Ci sono due fratelli che dieci anni fa io per primo avrei preso per pazzi se mi avessero detto perché mai avevano chiesto un prestito di cinquanta mila euro. Non perché non fossi convinto delle loro capacità, della loro determinazione, della loro testardaggine, piuttosto perché pensavo che, nel pieno di una crisi che a quel tempo più di oggi ingabbiava il paese, scommettere su quell’attività, nell’estremo lembo della Sicilia, sarebbe per lo meno apparso ardimentoso.
Ecco perché la loro storia oggi mi entusiasma e quasi commuove, e dovrebbe indurre tutti i giovani, non solo siciliani, ma soprattutto siciliani, a non dare mai per scontata l’equazione utopistica di certe scommesse imprenditoriali. L’uno si chiama Giulio, l’altro Vincenzo. Sono i fratelli Bonfissuto di Canicattì. L’uno oggi ha quarant’anni, l’altro trentasette. Hanno le facce buone, pulite, quelle dei bravi ragazzi, e non così per dire. Che cosa hanno fatto questi due “pazzi”? Si sono messi in testa, dieci anni fa, di investire nella produzione di dolciumi; ma non una pasticceria come tante, buonissime per fortuna ce ne sono. No. Loro hanno puntato al top. All’arte pasticcera dei panettoni che avessero come comune denominatore la migliore qualità possibile delle materie prime: il cioccolato di Modica, il pistacchio di Bronte, la mandorla di Avola e un’infaticabile ricerca di prodotti d’eccellenza, il meglio del meglio, convinti come erano, e come sono, che solo così si potesse arrivare al successo.
Venivano dall’istituto alberghiero di Favara, dove si studia per diventare cuochi, dove l’arte per la cucina è una missione, prima che un obiettivo per campare. E loro avevano una base culturale importante di chi non solo studiava, ma si dedicava pienamente a questa missione, con una continua ricerca, con una documentazione ampia. Come chissà quante migliaia di altri giovani siciliani, anche i fratelli Bonfissuto finita la scuola si sono guardati in faccia e si sono detti “e ora?”. E come chissà quante migliaia di altri giovani, pure loro avrebbero potuto fare i bagagli e provare al nord, se non all’estero, a mettere a frutto, come si dice, le proprie competenze: un posto di aiuto cuoco lo avrebbero trovato a Milano o a Torino, in Svizzera o in Germania.
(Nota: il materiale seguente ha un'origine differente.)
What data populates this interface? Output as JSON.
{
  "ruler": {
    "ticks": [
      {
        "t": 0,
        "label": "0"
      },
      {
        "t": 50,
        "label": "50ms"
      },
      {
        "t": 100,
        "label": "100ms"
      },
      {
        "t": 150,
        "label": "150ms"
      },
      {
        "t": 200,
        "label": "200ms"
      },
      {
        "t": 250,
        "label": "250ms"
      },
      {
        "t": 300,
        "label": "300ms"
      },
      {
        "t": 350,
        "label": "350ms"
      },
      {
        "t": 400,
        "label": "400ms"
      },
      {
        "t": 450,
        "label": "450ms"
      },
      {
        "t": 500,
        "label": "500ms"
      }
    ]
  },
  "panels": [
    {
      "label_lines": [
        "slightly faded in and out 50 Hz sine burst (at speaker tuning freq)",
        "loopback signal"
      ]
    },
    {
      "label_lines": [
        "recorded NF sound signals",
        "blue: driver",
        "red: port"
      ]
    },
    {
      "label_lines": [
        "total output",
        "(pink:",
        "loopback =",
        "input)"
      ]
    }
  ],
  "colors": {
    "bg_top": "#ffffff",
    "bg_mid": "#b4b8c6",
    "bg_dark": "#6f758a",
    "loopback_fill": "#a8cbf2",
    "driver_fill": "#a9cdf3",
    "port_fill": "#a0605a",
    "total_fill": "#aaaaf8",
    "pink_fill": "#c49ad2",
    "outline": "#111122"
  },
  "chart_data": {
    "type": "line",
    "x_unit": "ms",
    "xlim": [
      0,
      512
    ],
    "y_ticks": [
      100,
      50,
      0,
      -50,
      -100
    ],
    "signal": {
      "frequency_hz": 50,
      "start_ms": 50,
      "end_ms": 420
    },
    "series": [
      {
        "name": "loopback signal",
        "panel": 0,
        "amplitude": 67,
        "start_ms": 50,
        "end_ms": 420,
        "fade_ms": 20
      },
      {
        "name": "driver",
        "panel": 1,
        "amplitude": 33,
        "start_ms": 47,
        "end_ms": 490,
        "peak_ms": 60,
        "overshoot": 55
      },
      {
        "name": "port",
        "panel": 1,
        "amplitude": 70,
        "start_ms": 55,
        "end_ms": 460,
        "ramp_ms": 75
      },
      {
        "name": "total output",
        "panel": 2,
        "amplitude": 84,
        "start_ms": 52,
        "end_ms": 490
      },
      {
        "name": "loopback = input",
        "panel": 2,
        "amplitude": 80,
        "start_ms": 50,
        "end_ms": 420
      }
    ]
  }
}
E magari fare carriera, un po’ per volta. Ma sapete come vanno queste cose? C’entra l’amore per la propria terra, per la famiglia, l’audacia di scommettere, di mettersi in gioco, un sacrificio dopo l’altro.
E insomma, Giulio e Vincenzo si sono guardati in faccia e si sono ritrovati con le idee chiare, fratelli di sangue e di prospettive: “proviamoci, buttiamoci”, e siccome non è che avessero chissà quali soldi da parte, hanno dovuto fare il percorso ancora più rischioso: un prestito, per cominciare a investire. E un po’ per volta, destreggiandosi tra crisi e ambiente complicato, hanno trovato il loro spazio e la loro collazione. Hanno uno stabilimento di quasi mille metri quadrati, danno lavoro a quindici giovani e fanno panettoni, dolci, che bisogna provarli e basta. E li elaborano con una cura e uno stile maniacali, perfino nel design della confezione, nei disegni, nei colori, nelle grafiche, che a vederli sembrano prodotti pronti per sfilare o per essere esibiti nelle mostre. Invece, più prosaicamente, si scartano con cura e si assaggiano per deliziare la vita e il palato.
E siccome Giulio e Vincenzo hanno capito che puoi fare il prodotto più buono del mondo ma se non ti fai conoscere puoi farlo ammuffire nel magazzino, si sono dati da fare nel mondo della comunicazione con il loro modo di porsi gentile d’altri tempi, senza la supponenza di certi nomi roboanti. E attingendo all’unica terra che conoscono, la loro, la nostra amata Sicilia, hanno sfornato prodotti da far impazzire perfino il Papa. No, non è un modo di dire. I fratelli Bonfissuto sono riusciti a donare una loro “colomba” pasquale a papa Francesco che li aveva invitati la scorsa Pasqua a san Pietro. E sono pure riusciti a fare arrivare i loro prodotti in America, alla Nasa. Da Canicattì, incastonata tra i rigogliosi vigneti che ondeggiano al vento e fanno vino buono, i panettoni e le colombe dei fratelli Bonfissuto, i loro dolci, girano il mondo con la loro storia pulita e semplice che riscatta, e non è retorica, il sud del sud, e la voglia di affermarsi di chi dal sud non si vuole staccare, ma vuole renderlo ed esportarlo più dolce, più buono.